Some senators say if the Legislature rolls back the tax rate when oil prices are high, as oil companies and Gov. Sean Parnell want, it also should ensure the state gets a guaranteed minimal level of oil tax revenue when prices are low.
That's something the Legislature gave up in 2007 when it passed the current tax on oil profits, called Alaska's Clear and Equitable Share, or ACES.
The original idea pushed by then-Gov. Sarah Palin, set a floor or minimum tax, and the relationship between the lowest and highest tax rates was key, Palin told legislators.
"If one knob is turned, for example on lowering our proposed gross floor tax, then it's imperative to turn another knob to recover an equitable share when oil prices soar," Palin wrote to legislators in November 2007.
But the Legislature in 2007 opted for a high tax rate at high oil prices, and gave up the minimum tax.
"That was the absolute bargain that was struck," Sen. Bill Wielechowski reminded his colleagues on the Senate Resources Committee Saturday.
If the Legislature puts in place a new minimum tax, and lowers taxes at the high end, the result will be a more durable system that won't have to be overhauled every few years, the senator said.
The Resources panel is taking the lead on crafting a Senate alternative to a tax measure pushed by Parnell that passed the House last year but not the Senate.
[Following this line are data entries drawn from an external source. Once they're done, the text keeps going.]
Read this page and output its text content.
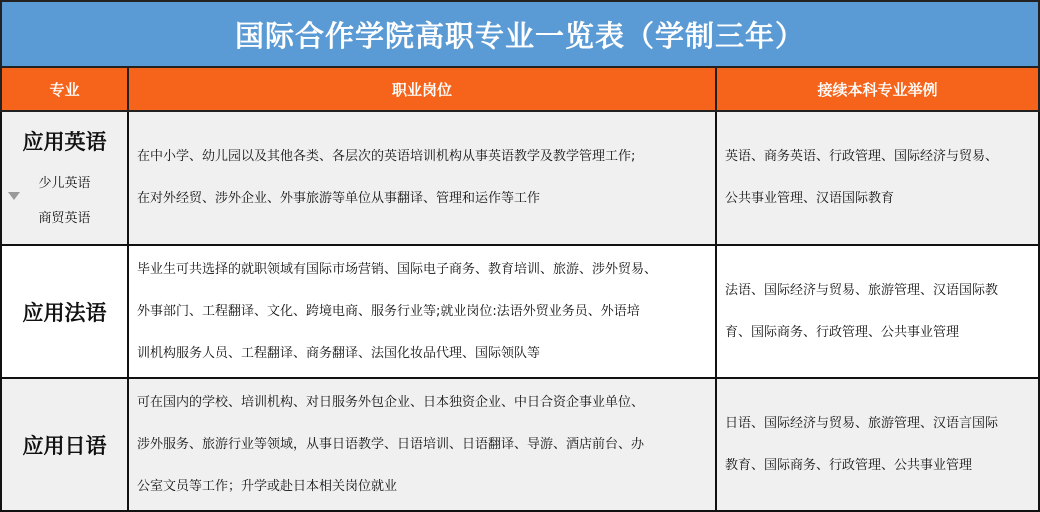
国际合作学院高职专业一览表（学制三年）
专业	职业岗位	接续本科专业举例
应用英语
少儿英语
商贸英语
在中小学、幼儿园以及其他各类、各层次的英语培训机构从事英语教学及教学管理工作;
在对外经贸、涉外企业、外事旅游等单位从事翻译、管理和运作等工作
英语、商务英语、行政管理、国际经济与贸易、
公共事业管理、汉语国际教育
应用法语
毕业生可共选择的就职领域有国际市场营销、国际电子商务、教育培训、旅游、涉外贸易、
外事部门、工程翻译、文化、跨境电商、服务行业等;就业岗位:法语外贸业务员、外语培
训机构服务人员、工程翻译、商务翻译、法国化妆品代理、国际领队等
法语、国际经济与贸易、旅游管理、汉语国际教
育、国际商务、行政管理、公共事业管理
应用日语
可在国内的学校、培训机构、对日服务外包企业、日本独资企业、中日合资企事业单位、
涉外服务、旅游行业等领域，从事日语教学、日语培训、日语翻译、导游、酒店前台、办
公室文员等工作；升学或赴日本相关岗位就业
日语、国际经济与贸易、旅游管理、汉语言国际
教育、国际商务、行政管理、公共事业管理
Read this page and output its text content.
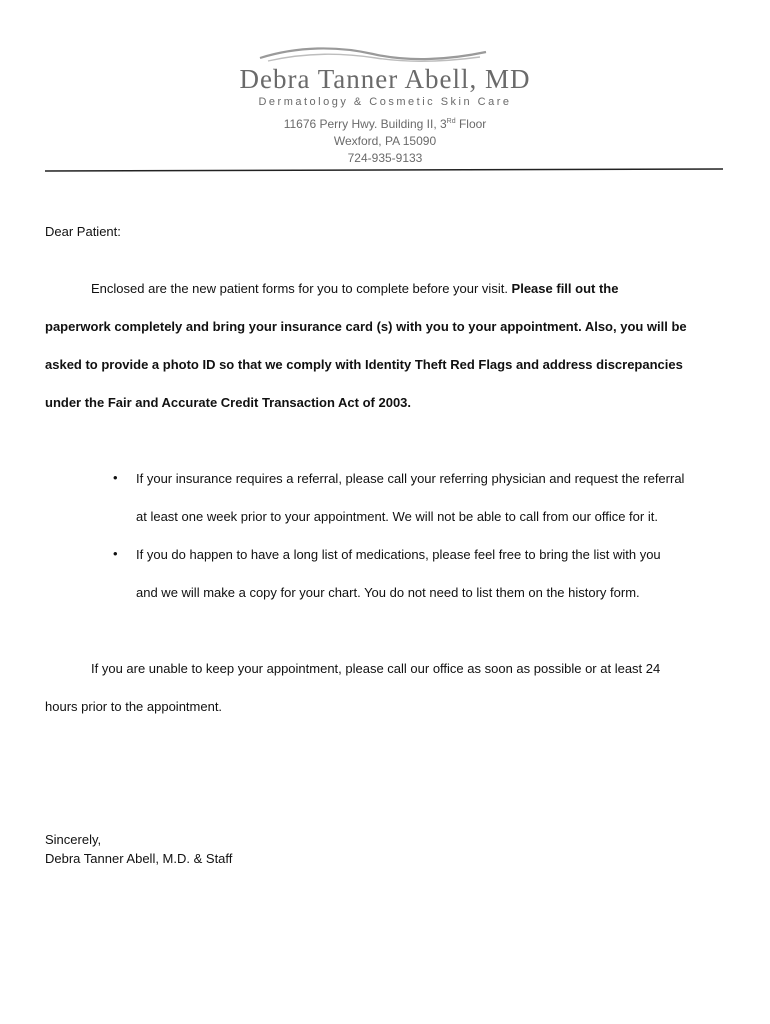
Debra Tanner Abell, MD
Dermatology & Cosmetic Skin Care
11676 Perry Hwy. Building II, 3Rd Floor
Wexford, PA 15090
724-935-9133
Dear Patient:
Enclosed are the new patient forms for you to complete before your visit. Please fill out the
paperwork completely and bring your insurance card (s) with you to your appointment. Also, you will be
asked to provide a photo ID so that we comply with Identity Theft Red Flags and address discrepancies
under the Fair and Accurate Credit Transaction Act of 2003.
• If your insurance requires a referral, please call your referring physician and request the referral
at least one week prior to your appointment. We will not be able to call from our office for it.
• If you do happen to have a long list of medications, please feel free to bring the list with you
and we will make a copy for your chart. You do not need to list them on the history form.
If you are unable to keep your appointment, please call our office as soon as possible or at least 24
hours prior to the appointment.
Sincerely,
Debra Tanner Abell, M.D. & Staff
That measure, House Bill 110, would roll back taxes in an attempt to spur new oil production, but critics say it would give away too much.
The senators have their own legislation, Senate Bill 192. They are talking about a multi-pronged approach: Lowering the top rate of taxes, giving allowances or credits to companies that increase production, and setting a floor or minimum tax rate.
As it is, if oil prices plummet to $47 a barrel or lower, once credits and deductions are factored in, the state wouldn't collect any tax on oil profits, under some calculations. And while oil prices that low seem remote -- Alaska North Slope crude was a penny under $128 a barrel Friday -- they fell below that just three years ago.
Wielechowski and Sen. Hollis French, both Anchorage Democrats, are proposing a base minimum tax of 10 percent of the oil's gross value that would be charged only to the big, legacy oil fields of Prudhoe Bay and Kuparuk.
Alaska's current oil tax structure gradually ramps up state's share of profits as oil prices grow to a maximum tax on profits of 75 percent.
Senators are looking at adjusting the rate at various points along the way, and lowering the cap to maybe 60 percent. The governor wants the top rate at 50 percent, and even lower for new oil fields.
The Resources Committee plans to continue its work on taxes all week.